Maleny CU in need of capital and directors

Ian Rogers
The proposed merger of MCU Ltd in Maleny with Credit Union Australia will not go ahead after a local campaign rallied members to block the plan.

Proxy votes closed yesterday morning for a Special General Meeting that will be held in Maleny tomorrow. While the exact number of proxy votes isn't known, there is no prospect that even a large turn-out of members at the SGM will be sufficient to deliver the votes to approve the merger.

More likely than not those campaigning against the merger will have ample support at the SGM as well, so the meeting may instead prove an opportunity to reflect on the myriad business and regulatory challenges that face small credit unions such as Maleny.

One of these is board communication with members. The board surprised a disengaged membership in January with its plan to unite one of the Blackall Ranges' ageing cooperatives with the most corporate of credit union mutuals, based in Brisbane.

With assets of around A$60 million and capital of less than $4 million, MCU has found it difficult to satisfy revised APRA requirements for a total capital ratio of 13 per cent and a core capital ratio of 10 per cent.

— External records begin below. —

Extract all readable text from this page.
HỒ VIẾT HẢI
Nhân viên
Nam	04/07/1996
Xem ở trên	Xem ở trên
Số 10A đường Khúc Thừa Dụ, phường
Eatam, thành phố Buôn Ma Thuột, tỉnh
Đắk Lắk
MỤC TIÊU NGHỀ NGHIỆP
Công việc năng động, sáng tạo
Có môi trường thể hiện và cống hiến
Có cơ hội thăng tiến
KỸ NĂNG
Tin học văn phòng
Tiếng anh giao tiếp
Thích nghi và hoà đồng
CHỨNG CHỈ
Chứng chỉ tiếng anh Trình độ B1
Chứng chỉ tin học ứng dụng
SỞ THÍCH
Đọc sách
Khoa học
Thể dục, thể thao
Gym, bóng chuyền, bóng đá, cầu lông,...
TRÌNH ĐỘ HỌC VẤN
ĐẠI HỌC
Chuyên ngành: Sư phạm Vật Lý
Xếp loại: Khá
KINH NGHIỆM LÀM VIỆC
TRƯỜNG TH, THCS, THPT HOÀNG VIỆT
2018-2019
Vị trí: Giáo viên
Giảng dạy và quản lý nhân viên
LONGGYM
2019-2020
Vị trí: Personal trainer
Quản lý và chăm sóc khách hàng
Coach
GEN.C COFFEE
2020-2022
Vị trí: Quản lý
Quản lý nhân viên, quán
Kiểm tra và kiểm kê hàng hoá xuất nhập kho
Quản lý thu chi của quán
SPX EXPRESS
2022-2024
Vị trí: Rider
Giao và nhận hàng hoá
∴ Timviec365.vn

Discussions of MCU's capital needs and of its history were touched on but seemingly not explained in detail early in the process, though directors have found their voice in the local community and social media in recent weeks as the tone of the debate over MCU's future has become increasingly ill-tempered.

One letter, from MCU board chair Alan Harrington earlier this month, did address the issue and answered the often-raised objection that the credit union is profitable.

The trouble for MCU, and no doubt other smaller credit unions, is that they are still not profitable enough in the face of sharper supervision by the Australian Prudential Regulation Authority and the persistent burden of additional regulatory requirements regarding the conduct of banking institutions.

One positive for MCU is that the proposed merger may lead to a renewed engagement with the credit union, especially by Blackall Range residents.

Over recent years, new business flows have originated from outside MCU's traditional catchment area. One popular product has been MCU's personal loan for solar panels and hot water systems, which features a 10-year term.

Following the resignation of one director in recent weeks, as the ruckus over the merger continued, there are now four vacancies on the MCU board. Two of the six directors will retire at the annual meeting, so advocates of alternative strategies to that proposed by the board will have a chance to join the board and direct an alternative renewal path.